EDITORIAL: Concerns addressed head-on
The debate on the local economy has returned to the front burner of local discussion with the recent disclosure that the International Monetary Fund held its usual Article 4 consultation with the local authorities, resulting in politicians on both sides squeezing every ounce of political juice that could be had at the halfway stage in the life of the Thompson administration.
One of the latest salvos came from Miss Mia Mottley who declared on Sunday last that harsher economic times over the next six to 12 months were on the cards.
Her language was specific. She said: “What is going to come down in this country in the next six to 12 months is going to be so gruesome, that Government as we have come to know it, will not be able to remain the same as we go into the future.”
In riposte, Dr David Estwick in his usual robust style dismissed Miss Mottley’s statements as “foolishness”. He does however concede that although the economy will not grow this year, it will not worsen either.
Yet there has been the call from sources outside the political arena which speakto a need for the economy to be operating on all cylinders with a fully functioning political leadership at the helm of a Government piloting the country through perilous economic times.
President of the Chamber of Commerce and Industry, Mr Anderson Armstrong, recently said that he thought both the Acting Prime Minister and the other ministers of Government have been careful not to be seen to be taking charge because that would be very unseemly; but it is clear that the Cabinet has to decide on a plan to move forward.
Saying that he did not think “that any of us could see the Prime Minister operating at 100 per cent for quite a while”, Mr Armstrong declared that we obviously cannot continue long-term with the Prime Minister of the country operating at reduced capacity.
Without being in any way insensitive to the Prime Minister’s illness, we feel obliged to remind Mr Armstrong that there is already a medium-term fiscal strategy in place and the Government seems to be doing its best to ensure that it succeeds.
We are therefore left to assume that what Mr Armstrong refers to, is the need for the administration to deal with the situation where we have a Prime Minister who is ill and whose Cabinet colleagues should step up to the plate and make such decisions as are necessary.

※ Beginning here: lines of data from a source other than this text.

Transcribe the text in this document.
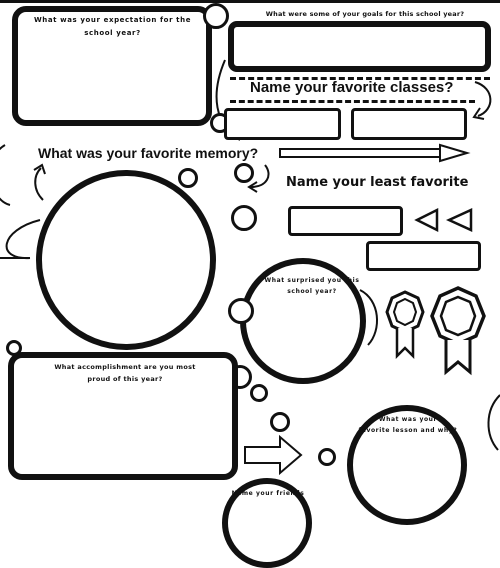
What was your expectation for the
school year?
What were some of your goals for this school year?
Name your favorite classes?
What was your favorite memory?
Name your least favorite
What surprised you this
school year?
What accomplishment are you most
proud of this year?
What was your
favorite lesson and why?
Name your friends
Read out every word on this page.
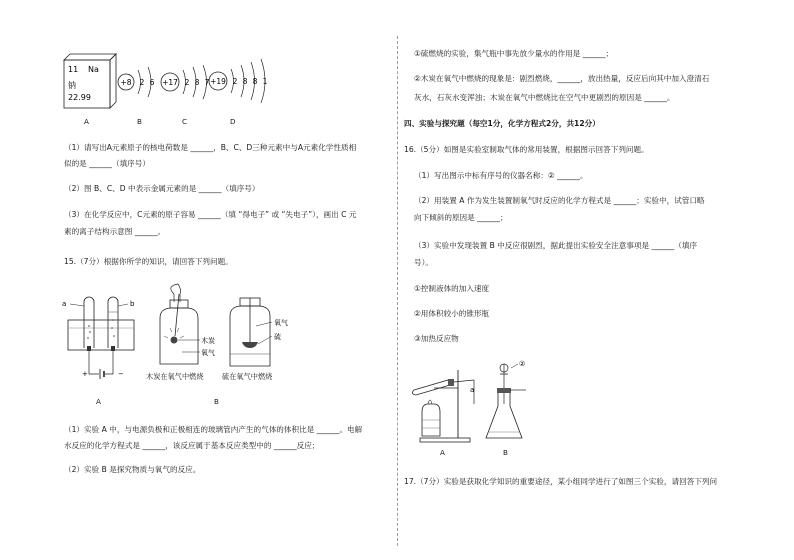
11 Na
钠
22.99
+8 2 6 +17 2 8 7 +19 2 8 8 1
A	B	C	D
（1）请写出A元素原子的核电荷数是 ______，B、C、D三种元素中与A元素化学性质相
似的是 ______（填序号）
（2）图 B、C、D 中表示金属元素的是 ______（填序号）
（3）在化学反应中，C元素的原子容易 ______（填 “得电子” 或 “失电子”），画出 C 元
素的离子结构示意图 ______。
15.（7分）根据你所学的知识，请回答下列问题。
a	b
+	−
A
木炭
氧气
木炭在氧气中燃烧
氧气
硫
硫在氧气中燃烧
B
（1）实验 A 中，与电源负极和正极相连的玻璃管内产生的气体的体积比是 ______。电解
水反应的化学方程式是 ______，该反应属于基本反应类型中的 ______反应；
（2）实验 B 是探究物质与氧气的反应。
①硫燃烧的实验，集气瓶中事先放少量水的作用是 ______；
②木炭在氧气中燃烧的现象是：剧烈燃烧，______，放出热量，反应后向其中加入澄清石
灰水，石灰水变浑浊；木炭在氧气中燃烧比在空气中更剧烈的原因是 ______。
四、实验与探究题（每空1分，化学方程式2分，共12分）
16.（5分）如图是实验室制取气体的常用装置，根据图示回答下列问题。
（1）写出图示中标有序号的仪器名称：② ______。
（2）用装置 A 作为发生装置制氧气时反应的化学方程式是 ______；实验中，试管口略
向下倾斜的原因是 ______；
（3）实验中发现装置 B 中反应很剧烈，据此提出实验安全注意事项是 ______（填序
号）。
①控制液体的加入速度
②用体积较小的锥形瓶
③加热反应物
a
②
A	B
17.（7分）实验是获取化学知识的重要途径，某小组同学进行了如图三个实验，请回答下列问
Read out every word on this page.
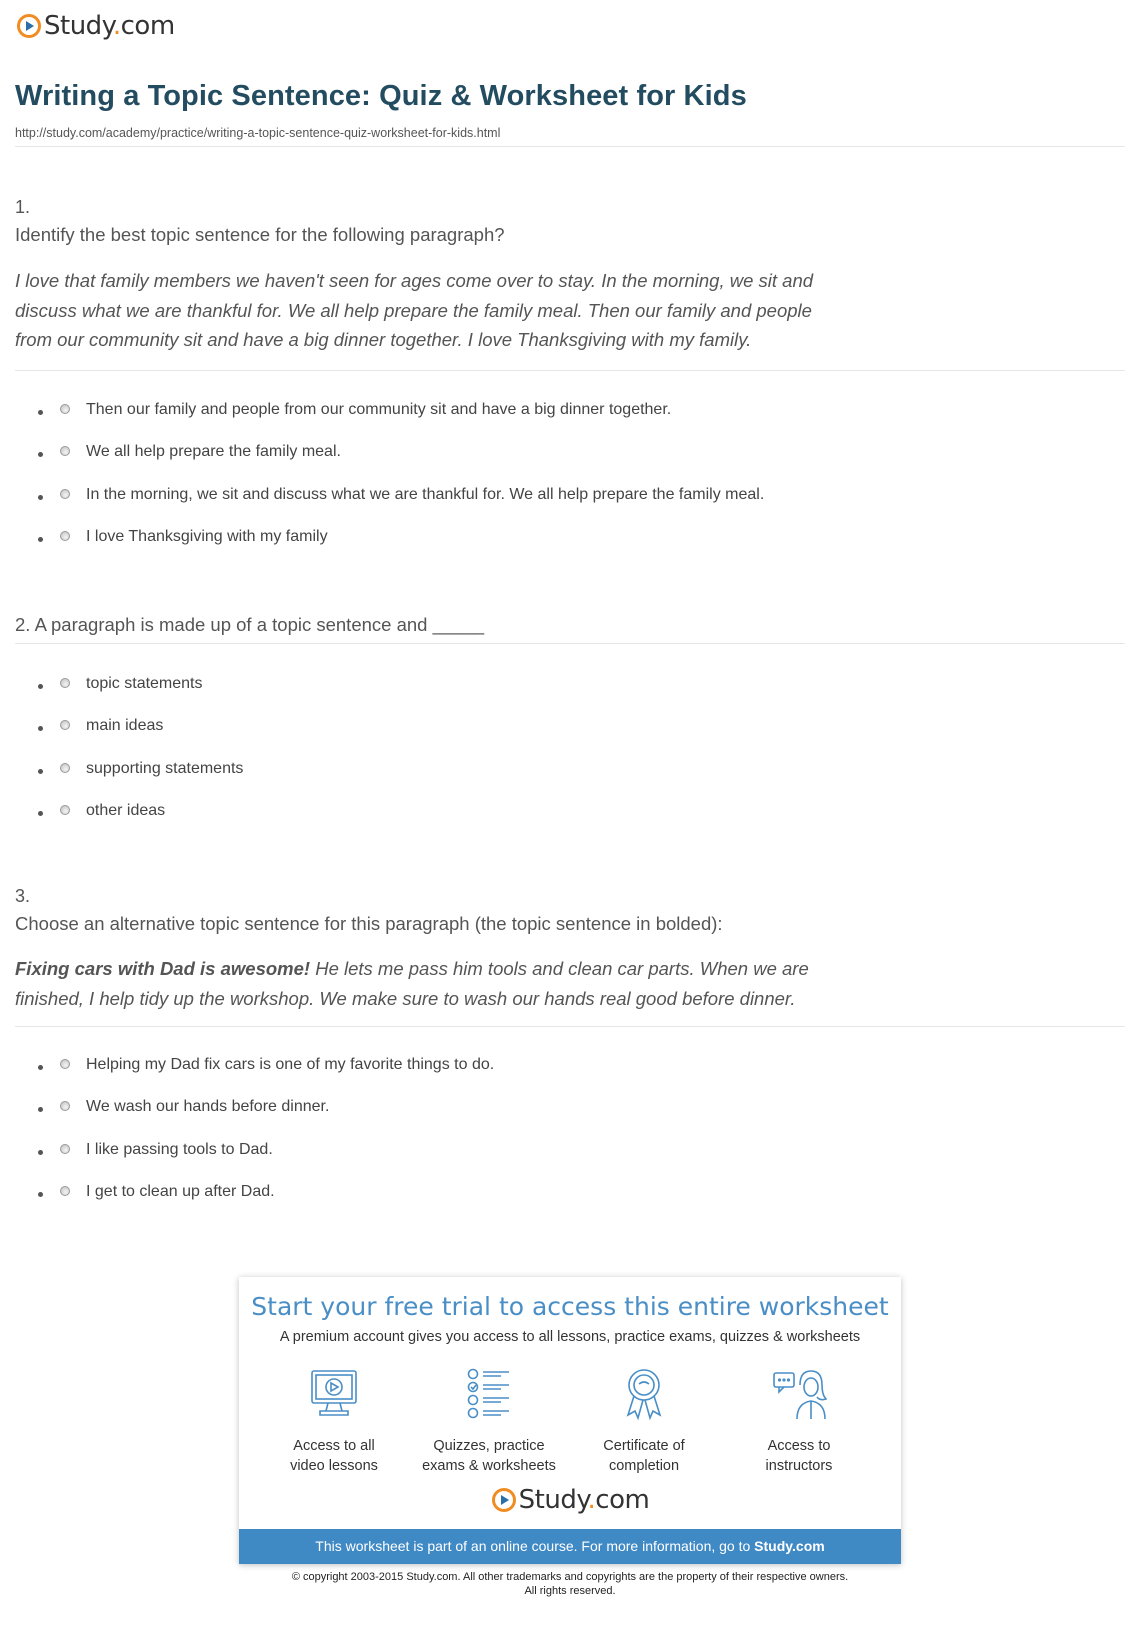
Study.com
Writing a Topic Sentence: Quiz & Worksheet for Kids
http://study.com/academy/practice/writing-a-topic-sentence-quiz-worksheet-for-kids.html
1.
Identify the best topic sentence for the following paragraph?
I love that family members we haven't seen for ages come over to stay. In the morning, we sit and
discuss what we are thankful for. We all help prepare the family meal. Then our family and people
from our community sit and have a big dinner together. I love Thanksgiving with my family.
Then our family and people from our community sit and have a big dinner together.
We all help prepare the family meal.
In the morning, we sit and discuss what we are thankful for. We all help prepare the family meal.
I love Thanksgiving with my family
2. A paragraph is made up of a topic sentence and _____
topic statements
main ideas
supporting statements
other ideas
3.
Choose an alternative topic sentence for this paragraph (the topic sentence in bolded):
Fixing cars with Dad is awesome! He lets me pass him tools and clean car parts. When we are
finished, I help tidy up the workshop. We make sure to wash our hands real good before dinner.
Helping my Dad fix cars is one of my favorite things to do.
We wash our hands before dinner.
I like passing tools to Dad.
I get to clean up after Dad.
Start your free trial to access this entire worksheet
A premium account gives you access to all lessons, practice exams, quizzes & worksheets
Access to all
video lessons
Quizzes, practice
exams & worksheets
Certificate of
completion
Access to
instructors
Study.com
This worksheet is part of an online course. For more information, go to Study.com
© copyright 2003-2015 Study.com. All other trademarks and copyrights are the property of their respective owners.
All rights reserved.
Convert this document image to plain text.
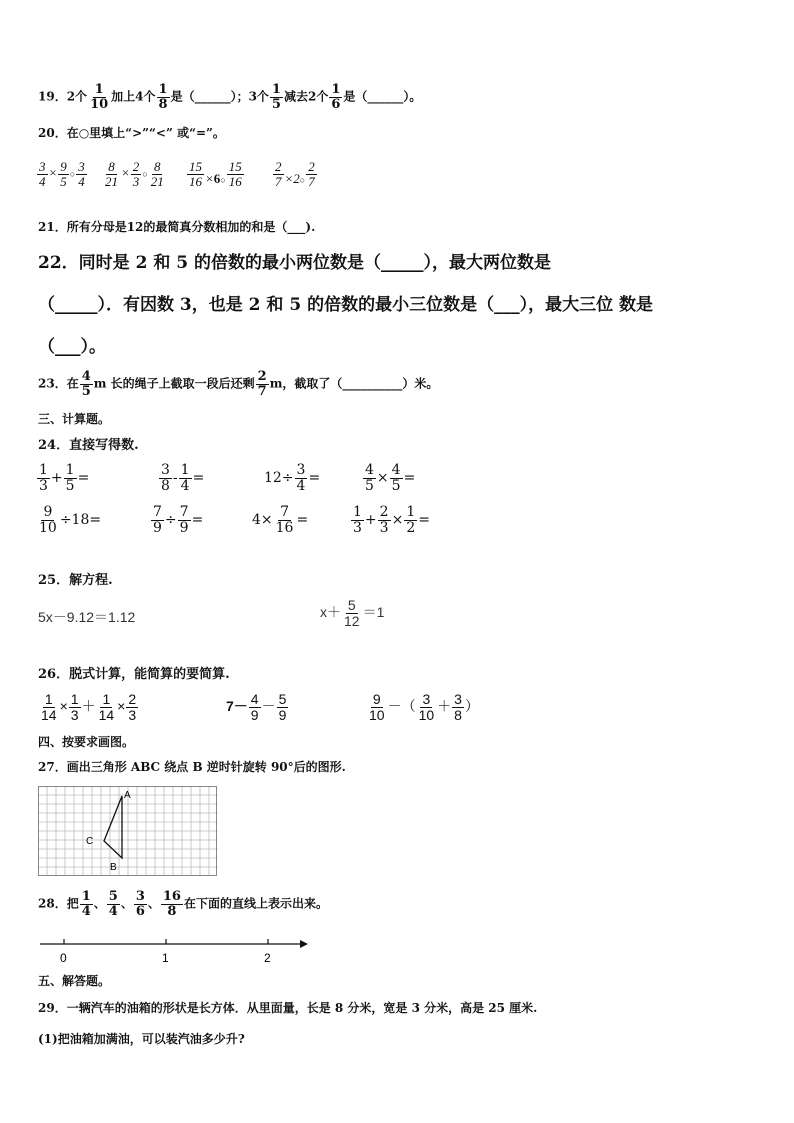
19．2个 $\frac{1}{10}$ 加上4个 $\frac{1}{8}$ 是（______）；3个 $\frac{1}{5}$ 减去2个 $\frac{1}{6}$ 是（______）。
20．在○里填上“>”“<” 或“=”。
$\frac{3}{4} \times \frac{9}{5}$ ○ $\frac{3}{4} \frac{8}{21} \times \frac{2}{3}$ ○ $\frac{8}{21} \frac{15}{16}$ ×6○ $\frac{15}{16} \frac{2}{7}$ ×2○ $\frac{2}{7}$
21．所有分母是12的最简真分数相加的和是（___).
22．同时是 2 和 5 的倍数的最小两位数是（_____），最大两位数是
（_____）．有因数 3，也是 2 和 5 的倍数的最小三位数是（___），最大三位 数是
（___）。
23．在 $\frac{4}{5}$ m 长的绳子上截取一段后还剩 $\frac{2}{7}$ m，截取了（__________）米。
三、计算题。
24．直接写得数.
$\frac{1}{3} + \frac{1}{5}$ =	$\frac{3}{8} - \frac{1}{4}$ =	$12\div \frac{3}{4}$ =	$\frac{4}{5} \times \frac{4}{5}$ =
$\frac{9}{10} \div 18=$	$\frac{7}{9} \div \frac{7}{9}$ =	$4\times \frac{7}{16}$ =	$\frac{1}{3} + \frac{2}{3} \times \frac{1}{2}$ =
25．解方程.
5x－9.12＝1.12	$x+ \frac{5}{12} =1$
26．脱式计算，能简算的要简算.
$\frac{1}{14} \times \frac{1}{3} + \frac{1}{14} \times \frac{2}{3}$	$7- \frac{4}{9} - \frac{5}{9}$	$\frac{9}{10}$ －（ $\frac{3}{10} + \frac{3}{8}$ ）
四、按要求画图。
27．画出三角形 ABC 绕点 B 逆时针旋转 90°后的图形.
A
B
C
28．把 $\frac{1}{4}$ 、 $\frac{5}{4}$ 、 $\frac{3}{6}$ 、 $\frac{16}{8}$ 在下面的直线上表示出来。
0	1	2
五、解答题。
29．一辆汽车的油箱的形状是长方体．从里面量，长是 8 分米，宽是 3 分米，高是 25 厘米.
(1)把油箱加满油，可以装汽油多少升?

The Prime Minister’s Cabinet reshuffle announced last night speaks very seriously to the concerns expressed and meets them head-on. Mr Thompson has divested himself of several of his ministerial duties and is now Prime Minister and Minister of National Security only; with the combined Ministry of Finance and Economic Affairs now placed in the hands of Mr Chris Sinckler.
All of us are subject to human frailties, and it cannot be beyond the scope of the present Cabinet to so operate in the new reshuffle that foreign investors and local businessmen alike can rest assured that the reduced activities of Mr Thompson as he recuperates will not affect the quality of the delivery of governance of this country.
As Prime Minister and Leader of the Government, Mr Thompson’s unique style cannot easily be replicated, but his colleagues in Cabinet now have a serious responsibility to maintain the confidence that it can solve the country’s problems even as the Prime Minister reduces his workload.